In an open letter, physician and attorney Thomas Levy attributed the original concept of nebulizing hydrogen peroxide to Dr. Charles Farr, who “championed” it in 1990. In the letter, he discussed how the extra oxygen atom in hydrogen peroxide is deadly for viruses and how under normal circumstances, your immune cells produce their own hydrogen peroxide.
Yet, when your immune system is overwhelmed with viral replication, it may not be able to produce enough hydrogen peroxide. The original therapy used intravenous administration, which made the process unavailable for most people.
Dr. Frank Shallenberger, known for his research in mitochondrial function and oxygen utilization, went on to propose and use nebulized hydrogen peroxide, finding that it had an additional advantage, as the intervention went directly to the area of the body that was most affected by a virus.
Although Levy recommended using 3 percent hydrogen peroxide off the shelf and undiluted, I prefer food-grade hydrogen peroxide that doesn’t have the additives and stabilizers that you find in the products sold at big box stores.
In the interview, Brownstein talked about the change he pioneered to the treatment—which was to add iodine to the nebulized hydrogen peroxide. Interestingly, he used nebulized iodine first with his patients and then added hydrogen peroxide to the treatment protocol.

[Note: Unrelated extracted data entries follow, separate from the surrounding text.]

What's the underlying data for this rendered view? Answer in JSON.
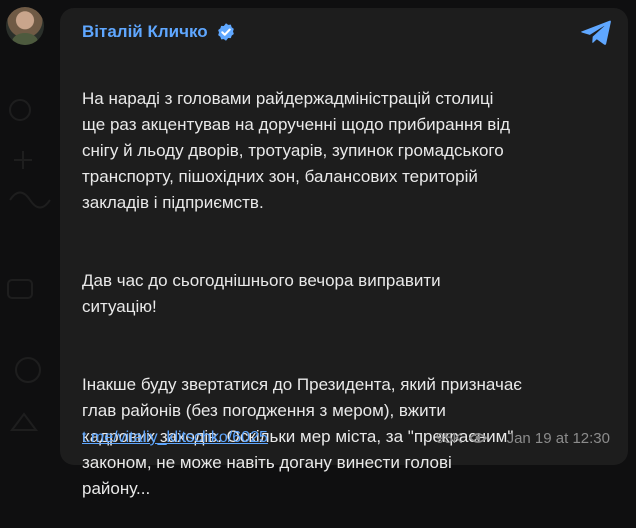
{
  "post": {
    "author": "Віталій Кличко",
    "paragraphs": [
      "На нараді з головами райдержадміністрацій столиці\nще раз акцентував на дорученні щодо прибирання від\nснігу й льоду дворів, тротуарів, зупинок громадського\nтранспорту, пішохідних зон, балансових територій\nзакладів і підприємств.",
      "Дав час до сьогоднішнього вечора виправити\nситуацію!",
      "Інакше буду звертатися до Президента, який призначає\nглав районів (без погодження з мером), вжити\nкадрових заходів. Оскільки мер міста, за \"прекрасним\"\nзаконом, не може навіть догану винести голові\nрайону..."
    ],
    "link": "t.me/vitaliy_klitschko/6025",
    "views": "95K",
    "date": "Jan 19 at 12:30"
  },
  "icons": {
    "verified": "verified-badge-icon",
    "telegram": "telegram-plane-icon",
    "views": "eye-icon"
  },
  "colors": {
    "accent": "#5fa7ff",
    "card_bg": "#1d1d1d",
    "page_bg": "#0f0f10",
    "text": "#e9e9e9",
    "meta": "#8b8b8b"
  }
}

Disclaimer: This article is based upon the opinions of Dr. Mercola, unless otherwise noted. It isn’t intended to replace a one-on-one relationship with a qualified health care professional and isn’t intended as medical advice. It’s intended as a sharing of knowledge and information from the research and experience of Dr. Mercola and his community. Dr. Mercola encourages you to make your own health care decisions based upon your research and in partnership with a qualified health care professional.